Prince Charles Hospital, Merthyr Tydfil, photo Dave Reid
Prince Charles Hospital, Merthyr Tydfil, photo Dave Reid

Former nurse writes to Labour MP over treatment of mother

Mark Evans, Swansea and West Wales Socialist Party  

My family’s recent experience of the NHS was an example of what most people know – the NHS in Wales is on the critical list.

My wife’s mother suffered a fall and, after waiting for five-and-a-half hours for an ambulance, then spent over five days on a trolley in A&E with no privacy or call bell. She did not have an appropriate pressure relieving mattress, increasing the risks of pressure sores. She was unable to get the attention of staff and no one offered to take her to the toilet, which she could not do on her own. As a result, she twice wet herself and was left in this condition for a considerable period of time.

Grossly underfunded for many years and understaffed, in large part due to insufficient pay levels, the NHS in Wales cannot meet the needs of its population. This is despite over 25 years of a Labour government in the Senedd.

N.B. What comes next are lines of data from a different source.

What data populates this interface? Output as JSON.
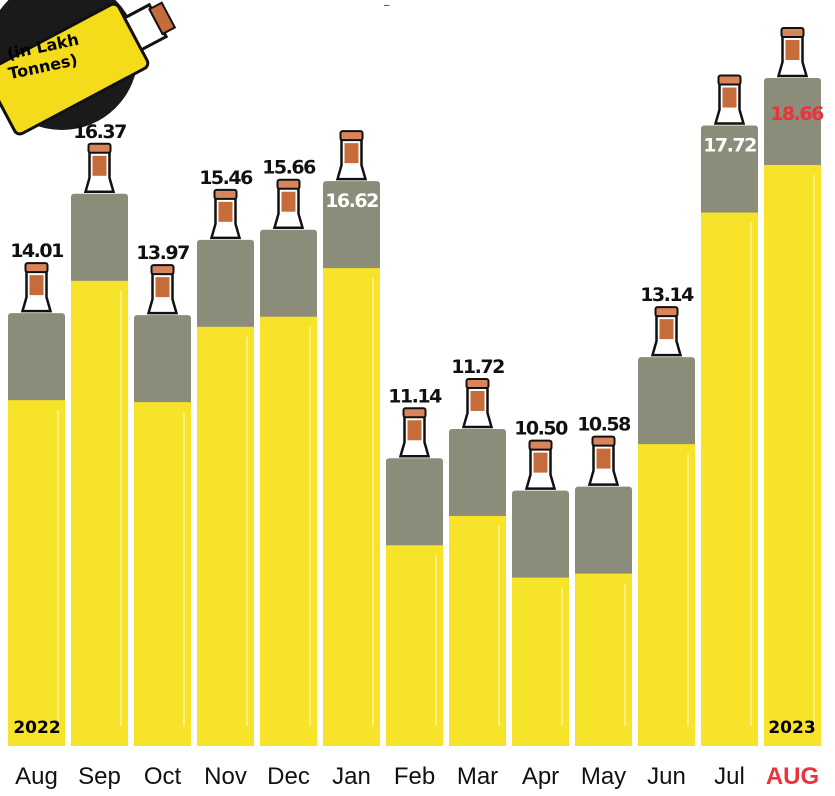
{
  "chart_data": {
    "type": "bar",
    "unit_label": "(in Lakh Tonnes)",
    "unit_lines": [
      "(in Lakh",
      "Tonnes)"
    ],
    "categories": [
      "Aug",
      "Sep",
      "Oct",
      "Nov",
      "Dec",
      "Jan",
      "Feb",
      "Mar",
      "Apr",
      "May",
      "Jun",
      "Jul",
      "AUG"
    ],
    "values": [
      14.01,
      16.37,
      13.97,
      15.46,
      15.66,
      16.62,
      11.14,
      11.72,
      10.5,
      10.58,
      13.14,
      17.72,
      18.66
    ],
    "labels": [
      "14.01",
      "16.37",
      "13.97",
      "15.46",
      "15.66",
      "16.62",
      "11.14",
      "11.72",
      "10.50",
      "10.58",
      "13.14",
      "17.72",
      "18.66"
    ],
    "year_start": "2022",
    "year_end": "2023",
    "highlight_index": 12,
    "ylim": [
      5.45,
      18.66
    ],
    "grid": false,
    "legend": "none",
    "colors": {
      "oil": "#f7e42a",
      "oil_top": "#8c8c7b",
      "highlight": "#e8343a",
      "bottle_dark": "#111111",
      "badge_bg": "#f5dc1a",
      "badge_ring": "#1a1a1a",
      "text": "#111111"
    }
  }
}
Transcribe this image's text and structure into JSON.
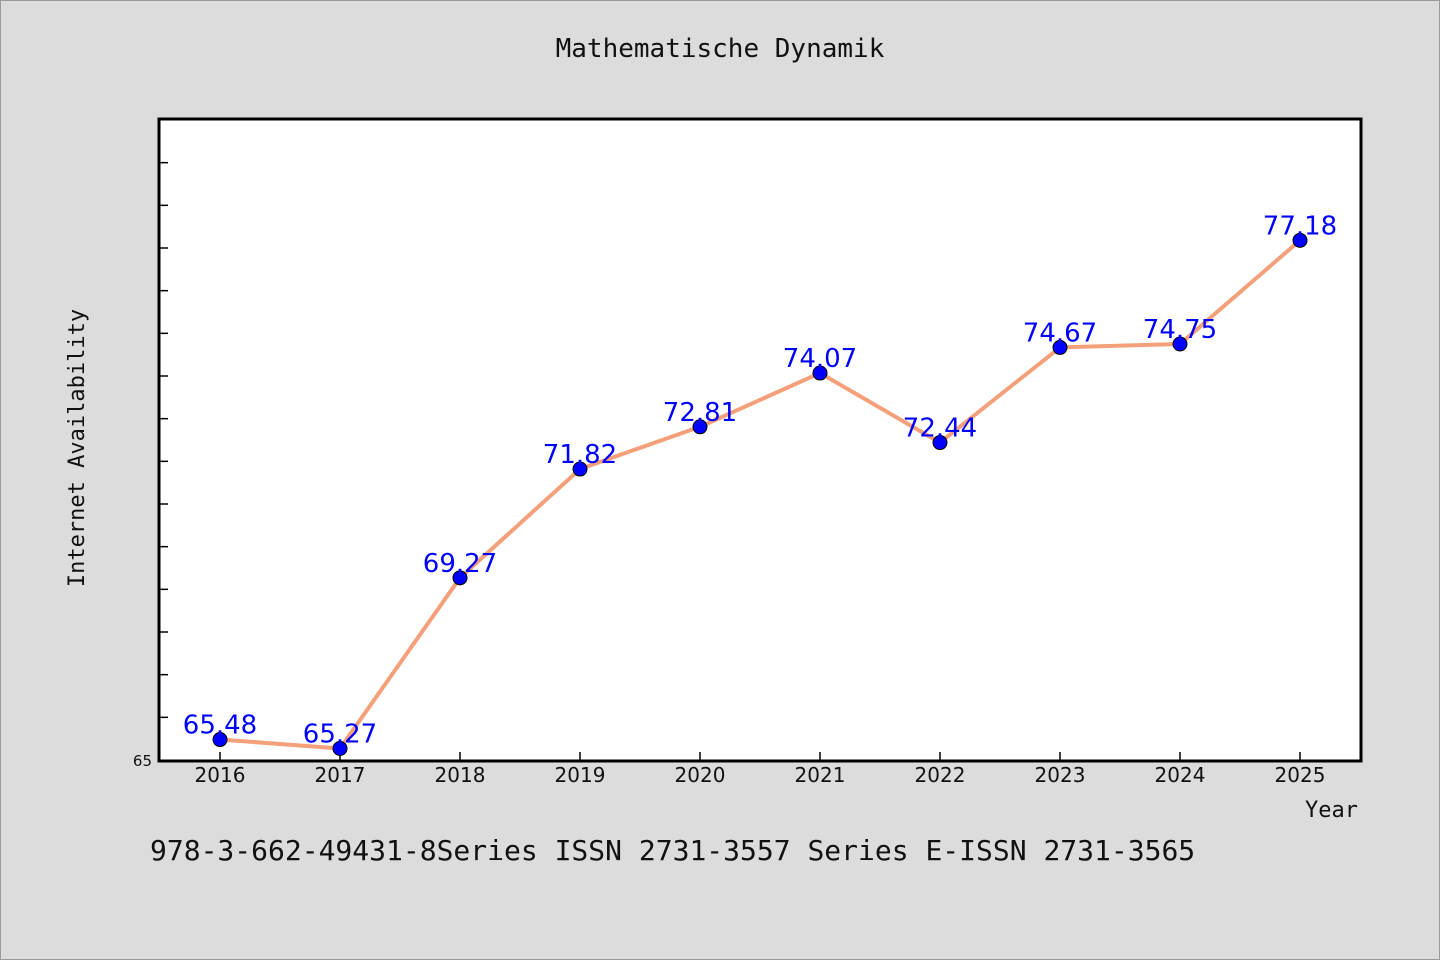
{
  "chart_data": {
    "type": "line",
    "title": "Mathematische Dynamik",
    "xlabel": "Year",
    "ylabel": "Internet Availability",
    "categories": [
      "2016",
      "2017",
      "2018",
      "2019",
      "2020",
      "2021",
      "2022",
      "2023",
      "2024",
      "2025"
    ],
    "series": [
      {
        "values": [
          65.48,
          65.27,
          69.27,
          71.82,
          72.81,
          74.07,
          72.44,
          74.67,
          74.75,
          77.18
        ]
      }
    ],
    "data_labels": [
      "65.48",
      "65.27",
      "69.27",
      "71.82",
      "72.81",
      "74.07",
      "72.44",
      "74.67",
      "74.75",
      "77.18"
    ],
    "y_tick_label": "65",
    "ylim": [
      65,
      80
    ],
    "y_minor_tick_step": 1,
    "grid": false,
    "colors": {
      "line": "#f4a07a",
      "marker": "#0000ff",
      "data_label": "#0000ff",
      "background": "#dcdcdc",
      "plot_area": "#ffffff"
    }
  },
  "footer_text": "978-3-662-49431-8Series ISSN 2731-3557 Series E-ISSN 2731-3565"
}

Most people in Wales would have been astounded by Mark Drakeford’s (ex-first minister and before that health minister) remarks on a podcast that he thought there were ‘too many hospitals and too many beds’ in Wales!

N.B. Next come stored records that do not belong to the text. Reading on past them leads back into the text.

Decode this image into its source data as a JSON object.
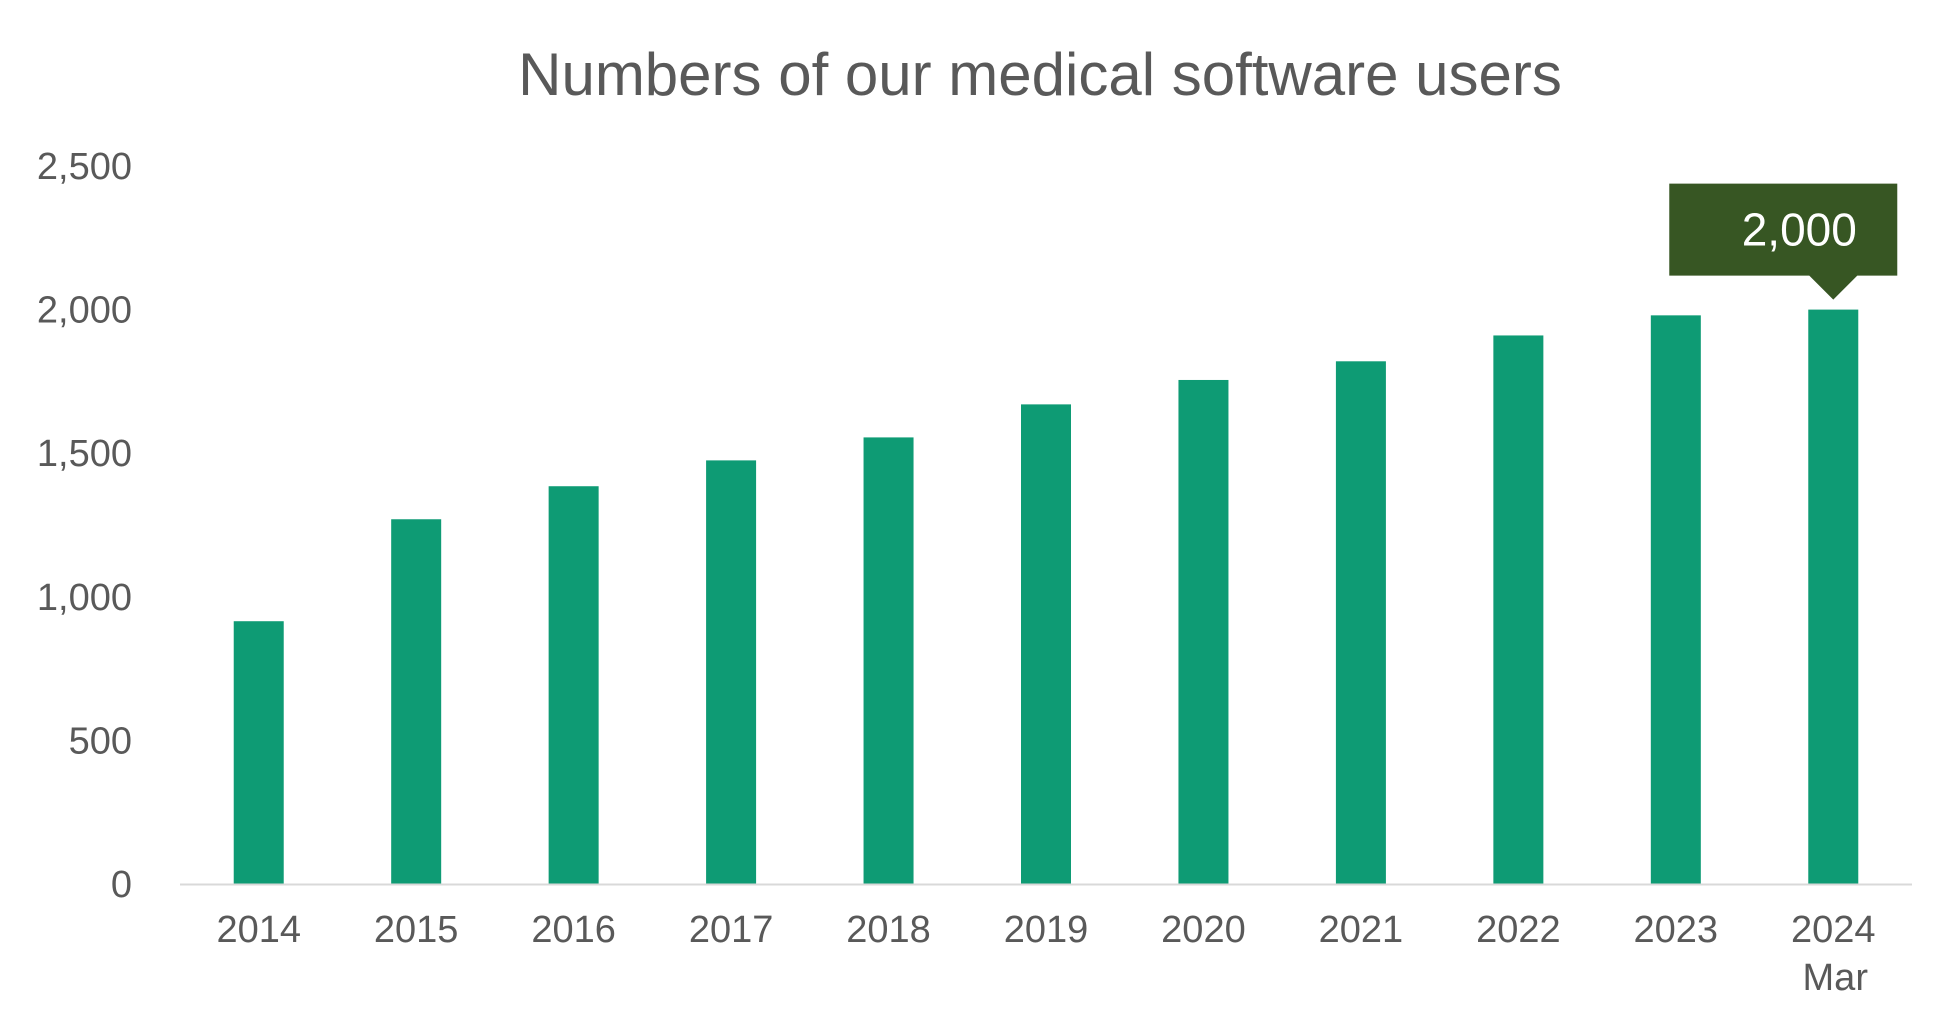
{
  "chart_data": {
    "type": "bar",
    "title": "Numbers of our medical software users",
    "xlabel": "",
    "ylabel": "",
    "categories": [
      "2014",
      "2015",
      "2016",
      "2017",
      "2018",
      "2019",
      "2020",
      "2021",
      "2022",
      "2023",
      "2024"
    ],
    "category_sublabels": [
      "",
      "",
      "",
      "",
      "",
      "",
      "",
      "",
      "",
      "",
      "Mar"
    ],
    "values": [
      915,
      1270,
      1385,
      1475,
      1555,
      1670,
      1755,
      1820,
      1910,
      1980,
      2000
    ],
    "ylim": [
      0,
      2500
    ],
    "yticks": [
      0,
      500,
      1000,
      1500,
      2000,
      2500
    ],
    "ytick_labels": [
      "0",
      "500",
      "1,000",
      "1,500",
      "2,000",
      "2,500"
    ],
    "grid": false,
    "legend": "none",
    "colors": {
      "bar": "#0e9b74",
      "axis": "#d9d9d9",
      "text": "#595959",
      "callout": "#375623"
    },
    "callout": {
      "category_index": 10,
      "label": "2,000"
    }
  }
}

Everyone’s experience of the NHS would contradict these claims. The point that Mark Drakeford was clumsily trying to make was that more money should be spent on primary care. We assume to prevent hospital admissions but the whole of the NHS is underfunded and putting more of the inadequate funding into primary care at the expense of hospital funding is not a solution.

The Welsh Labour government has tried to close hospitals before and has had to abandon these plans as working-class people rose up in opposition. The Welsh Labour government has been complicit in the deterioration of the NHS in Wales through passing on central government underfunding.

Rather than trying to make a silk purse out of sow’s ear by claiming that the extra funding they received from the Labour government in Westminster, while welcome, was a game changer when the amount the NHS receives in Wales will have the effect of dropping a pebble in the sea.  They should be demanding and campaigning for Starmer’s Labour to fully fund the NHS, and other public services, in Wales.

Our family’s recent experience is a graphic example of how an underfunded NHS cannot meet the needs of those that use it and can’t do without it.

My wife, a nurse who worked in the NHS in Morriston Hospital, Swansea, for 30 years – 25 of these years under a Labour government in the Senedd – wrote to our local Labour MP for Gower Tonia Antoniazzi about the poor treatment her mother received in Morriston Hospital, calling on her to call for the Labour government to fully fund the NHS.

Frankly, we are not going to hold our breath. The health unions, including Unison, need to demand a fully funded NHS and if Labour refuses to do this then the trade union leaders should draw the conclusion that they need to build a new mass workers’ party that fights for a fully funded NHS and other socialist policies.